As far as I know, no. If you fused the data at index time ie created entity-centric single docs, one for each unique MD5 with a count of related docs on them Kibana could work happily with those. The new "dataframes" feature in 7.2 might be able to help with that.

Interesting. Spilling intermediate results to disk is not a strategy we've reached for yet - the emphasis to date has been on doing things fast in the constraints of RAM.

As you have multiple documents having the same hash it could possibly be a lot faster and easier for you if you could reindex the data into a new index and use the hash as a routing key. This will make sure that all documents with a specific hash end up in the same shard, which means you can perform the aggregation accurately at the shard level.

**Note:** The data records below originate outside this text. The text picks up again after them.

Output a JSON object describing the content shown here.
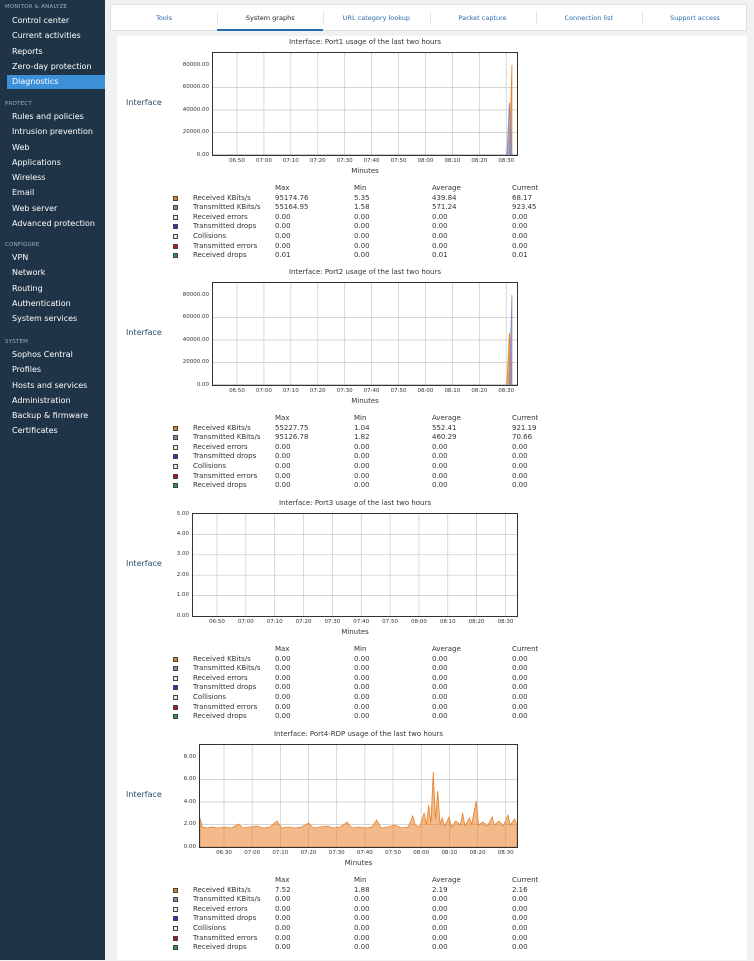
{
  "sidebar": {
    "sections": [
      {
        "title": "MONITOR & ANALYZE",
        "items": [
          "Control center",
          "Current activities",
          "Reports",
          "Zero-day protection",
          "Diagnostics"
        ]
      },
      {
        "title": "PROTECT",
        "items": [
          "Rules and policies",
          "Intrusion prevention",
          "Web",
          "Applications",
          "Wireless",
          "Email",
          "Web server",
          "Advanced protection"
        ]
      },
      {
        "title": "CONFIGURE",
        "items": [
          "VPN",
          "Network",
          "Routing",
          "Authentication",
          "System services"
        ]
      },
      {
        "title": "SYSTEM",
        "items": [
          "Sophos Central",
          "Profiles",
          "Hosts and services",
          "Administration",
          "Backup & firmware",
          "Certificates"
        ]
      }
    ],
    "active_item": "Diagnostics"
  },
  "tabs": [
    "Tools",
    "System graphs",
    "URL category lookup",
    "Packet capture",
    "Connection list",
    "Support access"
  ],
  "active_tab": "System graphs",
  "stats_headers": [
    "Max",
    "Min",
    "Average",
    "Current"
  ],
  "stat_labels": [
    "Received KBits/s",
    "Transmitted KBits/s",
    "Received errors",
    "Transmitted drops",
    "Collisions",
    "Transmitted errors",
    "Received drops"
  ],
  "stat_colors": [
    "#e8812a",
    "#8a8ab8",
    "#f0f0c8",
    "#3030c0",
    "#f0e0f0",
    "#b01818",
    "#20a040"
  ],
  "interface_label": "Interface",
  "x_axis_label": "Minutes",
  "graphs": [
    {
      "title": "Interface: Port1 usage of the last two hours",
      "y_ticks": [
        "80000.00",
        "60000.00",
        "40000.00",
        "20000.00",
        "0.00"
      ],
      "x_ticks": [
        "06:50",
        "07:00",
        "07:10",
        "07:20",
        "07:30",
        "07:40",
        "07:50",
        "08:00",
        "08:10",
        "08:20",
        "08:30"
      ],
      "stats": [
        [
          "95174.76",
          "5.35",
          "439.84",
          "68.17"
        ],
        [
          "55164.95",
          "1.58",
          "571.24",
          "923.45"
        ],
        [
          "0.00",
          "0.00",
          "0.00",
          "0.00"
        ],
        [
          "0.00",
          "0.00",
          "0.00",
          "0.00"
        ],
        [
          "0.00",
          "0.00",
          "0.00",
          "0.00"
        ],
        [
          "0.00",
          "0.00",
          "0.00",
          "0.00"
        ],
        [
          "0.01",
          "0.00",
          "0.01",
          "0.01"
        ]
      ]
    },
    {
      "title": "Interface: Port2 usage of the last two hours",
      "y_ticks": [
        "80000.00",
        "60000.00",
        "40000.00",
        "20000.00",
        "0.00"
      ],
      "x_ticks": [
        "06:50",
        "07:00",
        "07:10",
        "07:20",
        "07:30",
        "07:40",
        "07:50",
        "08:00",
        "08:10",
        "08:20",
        "08:30"
      ],
      "stats": [
        [
          "55227.75",
          "1.04",
          "552.41",
          "921.19"
        ],
        [
          "95126.78",
          "1.82",
          "460.29",
          "70.66"
        ],
        [
          "0.00",
          "0.00",
          "0.00",
          "0.00"
        ],
        [
          "0.00",
          "0.00",
          "0.00",
          "0.00"
        ],
        [
          "0.00",
          "0.00",
          "0.00",
          "0.00"
        ],
        [
          "0.00",
          "0.00",
          "0.00",
          "0.00"
        ],
        [
          "0.00",
          "0.00",
          "0.00",
          "0.00"
        ]
      ]
    },
    {
      "title": "Interface: Port3 usage of the last two hours",
      "y_ticks": [
        "5.00",
        "4.00",
        "3.00",
        "2.00",
        "1.00",
        "0.00"
      ],
      "x_ticks": [
        "06:50",
        "07:00",
        "07:10",
        "07:20",
        "07:30",
        "07:40",
        "07:50",
        "08:00",
        "08:10",
        "08:20",
        "08:30"
      ],
      "stats": [
        [
          "0.00",
          "0.00",
          "0.00",
          "0.00"
        ],
        [
          "0.00",
          "0.00",
          "0.00",
          "0.00"
        ],
        [
          "0.00",
          "0.00",
          "0.00",
          "0.00"
        ],
        [
          "0.00",
          "0.00",
          "0.00",
          "0.00"
        ],
        [
          "0.00",
          "0.00",
          "0.00",
          "0.00"
        ],
        [
          "0.00",
          "0.00",
          "0.00",
          "0.00"
        ],
        [
          "0.00",
          "0.00",
          "0.00",
          "0.00"
        ]
      ]
    },
    {
      "title": "Interface: Port4-RDP usage of the last two hours",
      "y_ticks": [
        "8.00",
        "6.00",
        "4.00",
        "2.00",
        "0.00"
      ],
      "x_ticks": [
        "06:30",
        "07:00",
        "07:10",
        "07:20",
        "07:30",
        "07:40",
        "07:50",
        "08:00",
        "08:10",
        "08:20",
        "08:30"
      ],
      "stats": [
        [
          "7.52",
          "1.88",
          "2.19",
          "2.16"
        ],
        [
          "0.00",
          "0.00",
          "0.00",
          "0.00"
        ],
        [
          "0.00",
          "0.00",
          "0.00",
          "0.00"
        ],
        [
          "0.00",
          "0.00",
          "0.00",
          "0.00"
        ],
        [
          "0.00",
          "0.00",
          "0.00",
          "0.00"
        ],
        [
          "0.00",
          "0.00",
          "0.00",
          "0.00"
        ],
        [
          "0.00",
          "0.00",
          "0.00",
          "0.00"
        ]
      ]
    }
  ],
  "chart_data": [
    {
      "type": "area",
      "title": "Interface: Port1 usage of the last two hours",
      "xlabel": "Minutes",
      "ylabel": "Interface",
      "ylim": [
        0,
        95174.76
      ],
      "x_domain": [
        "06:40",
        "08:40"
      ],
      "series": [
        {
          "name": "Received KBits/s",
          "points": [
            [
              "06:40",
              0
            ],
            [
              "08:37",
              0
            ],
            [
              "08:38",
              95174.76
            ],
            [
              "08:38",
              0
            ],
            [
              "08:40",
              0
            ]
          ]
        },
        {
          "name": "Transmitted KBits/s",
          "points": [
            [
              "06:40",
              0
            ],
            [
              "08:36",
              0
            ],
            [
              "08:37",
              55164.95
            ],
            [
              "08:38",
              0
            ],
            [
              "08:40",
              0
            ]
          ]
        }
      ]
    },
    {
      "type": "area",
      "title": "Interface: Port2 usage of the last two hours",
      "xlabel": "Minutes",
      "ylabel": "Interface",
      "ylim": [
        0,
        95126.78
      ],
      "x_domain": [
        "06:40",
        "08:40"
      ],
      "series": [
        {
          "name": "Received KBits/s",
          "points": [
            [
              "06:40",
              0
            ],
            [
              "08:36",
              0
            ],
            [
              "08:37",
              55227.75
            ],
            [
              "08:38",
              0
            ],
            [
              "08:40",
              0
            ]
          ]
        },
        {
          "name": "Transmitted KBits/s",
          "points": [
            [
              "06:40",
              0
            ],
            [
              "08:37",
              0
            ],
            [
              "08:38",
              95126.78
            ],
            [
              "08:38",
              0
            ],
            [
              "08:40",
              0
            ]
          ]
        }
      ]
    },
    {
      "type": "area",
      "title": "Interface: Port3 usage of the last two hours",
      "xlabel": "Minutes",
      "ylabel": "Interface",
      "ylim": [
        0,
        5
      ],
      "x_domain": [
        "06:40",
        "08:40"
      ],
      "series": [
        {
          "name": "Received KBits/s",
          "points": [
            [
              "06:40",
              0
            ],
            [
              "08:40",
              0
            ]
          ]
        }
      ]
    },
    {
      "type": "area",
      "title": "Interface: Port4-RDP usage of the last two hours",
      "xlabel": "Minutes",
      "ylabel": "Interface",
      "ylim": [
        0,
        9
      ],
      "x_domain": [
        "06:20",
        "08:40"
      ],
      "series": [
        {
          "name": "Received KBits/s",
          "points": [
            [
              "06:20",
              2.9
            ],
            [
              "06:21",
              2.0
            ],
            [
              "06:23",
              1.9
            ],
            [
              "06:25",
              2.0
            ],
            [
              "06:28",
              1.9
            ],
            [
              "06:31",
              2.0
            ],
            [
              "06:34",
              1.9
            ],
            [
              "06:37",
              2.3
            ],
            [
              "06:39",
              1.9
            ],
            [
              "06:42",
              2.0
            ],
            [
              "06:45",
              2.1
            ],
            [
              "06:48",
              1.9
            ],
            [
              "06:51",
              2.0
            ],
            [
              "06:54",
              2.6
            ],
            [
              "06:56",
              1.9
            ],
            [
              "06:59",
              2.0
            ],
            [
              "07:02",
              1.9
            ],
            [
              "07:05",
              2.0
            ],
            [
              "07:08",
              2.4
            ],
            [
              "07:10",
              1.9
            ],
            [
              "07:13",
              2.0
            ],
            [
              "07:16",
              2.1
            ],
            [
              "07:19",
              1.9
            ],
            [
              "07:22",
              2.0
            ],
            [
              "07:25",
              2.5
            ],
            [
              "07:27",
              1.9
            ],
            [
              "07:30",
              2.0
            ],
            [
              "07:33",
              1.9
            ],
            [
              "07:36",
              2.0
            ],
            [
              "07:38",
              2.7
            ],
            [
              "07:40",
              1.9
            ],
            [
              "07:43",
              2.0
            ],
            [
              "07:46",
              2.2
            ],
            [
              "07:49",
              1.9
            ],
            [
              "07:52",
              2.0
            ],
            [
              "07:54",
              3.1
            ],
            [
              "07:55",
              2.2
            ],
            [
              "07:57",
              2.0
            ],
            [
              "07:59",
              3.4
            ],
            [
              "08:00",
              2.2
            ],
            [
              "08:01",
              4.2
            ],
            [
              "08:02",
              2.4
            ],
            [
              "08:03",
              7.52
            ],
            [
              "08:04",
              2.8
            ],
            [
              "08:05",
              5.6
            ],
            [
              "08:06",
              2.3
            ],
            [
              "08:07",
              2.9
            ],
            [
              "08:08",
              2.1
            ],
            [
              "08:10",
              3.0
            ],
            [
              "08:11",
              2.0
            ],
            [
              "08:13",
              2.6
            ],
            [
              "08:15",
              2.2
            ],
            [
              "08:16",
              3.4
            ],
            [
              "08:17",
              2.1
            ],
            [
              "08:19",
              2.9
            ],
            [
              "08:20",
              2.3
            ],
            [
              "08:22",
              4.6
            ],
            [
              "08:23",
              2.2
            ],
            [
              "08:25",
              2.5
            ],
            [
              "08:27",
              2.1
            ],
            [
              "08:29",
              3.0
            ],
            [
              "08:30",
              2.2
            ],
            [
              "08:32",
              2.6
            ],
            [
              "08:34",
              2.1
            ],
            [
              "08:36",
              3.2
            ],
            [
              "08:37",
              2.2
            ],
            [
              "08:39",
              2.8
            ],
            [
              "08:40",
              2.2
            ]
          ]
        }
      ]
    }
  ]
}
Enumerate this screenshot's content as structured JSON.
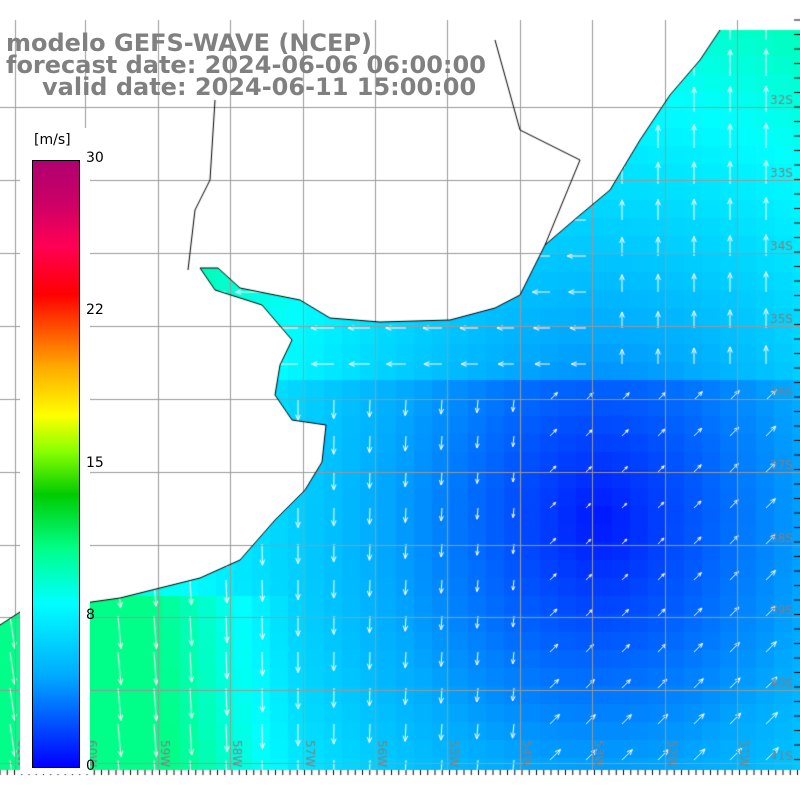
{
  "title": {
    "line1": "modelo GEFS-WAVE (NCEP)",
    "line2": "forecast date: 2024-06-06 06:00:00",
    "line3": "valid date: 2024-06-11 15:00:00"
  },
  "colorbar": {
    "unit": "[m/s]",
    "ticks": [
      "30",
      "22",
      "15",
      "8",
      "0"
    ],
    "tick_values": [
      30,
      22,
      15,
      8,
      0
    ],
    "range": [
      0,
      30
    ]
  },
  "grid": {
    "lat_labels": [
      "32S",
      "33S",
      "34S",
      "35S",
      "36S",
      "37S",
      "38S",
      "39S",
      "40S",
      "41S"
    ],
    "lon_labels": [
      "61W",
      "60W",
      "59W",
      "58W",
      "57W",
      "56W",
      "55W",
      "54W",
      "53W",
      "52W",
      "51W"
    ]
  },
  "colors": {
    "label": "#808080",
    "land": "#ffffff",
    "coast": "#000000"
  }
}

You may try this in Kibana:
GET /{index_name}/_search
{
"query": {
"match_all": {}
},
"track_total_hits" : true,
"collapse": {
"field": "{hash_value_field_name}"
},
"aggregations": {
"unique_hash_value_list": {
"cardinality": {
"field": "{hash_value_field_name}"
}
}
}
}

The result of total/hits/value and aggregations/unique_hash_value_list/value are total of all and total of unique hash.

At this point, because there are not so many documents I'm running with the out of the box settings. Meaning (I thought) one shard. Even when changing this I think I run into the issue of the 10K limit of buckets. Or is it ok to change this if hardware resources are sufficiënt?

hi Yifeng,

Thanks for your response.

I just run this query but it doesn't give the expacted results. It gives the count of the unique hashes as where I need the sum of the count per hash.

Also I don't think there is a way to collapse using Kibana, but I might be wrong.

Hi Mark,

Thanks again. It would be nice if Kibana would support this some how. At this point I think data fusion is one of the best options.

In addition to this I do wonder why the query below gives an to many buckets error as it limited to 10000 which is equal to the max.

{
"aggs": {
"2": {
  "terms": {
    "field": "name",
    "order": {
        "_count": "desc"
      },
        "size": 10000,
        "min_doc_count": 2
   }
  }
 }
}

Check out shard_size
By default each shard is asked for more than size number of terms in order to improve accuracy

Hi Mark,

I just tried the data frame feature and this gives the expected results. I does make me wonder why this doesn't run in to the bucket exception. I guess it splits things up but that might be a possiblity as well when using a datatable visual you don't see all the data at once so you use the pages anyways.

It might be something to implement?

As you suggest, it does multiple requests using the ‘composite’ aggregation to group data under a key. Because it works through all keys in their natural sort order it does not have to worry about sorting by some value derived from multiple docs eg a cardinality count of some other field.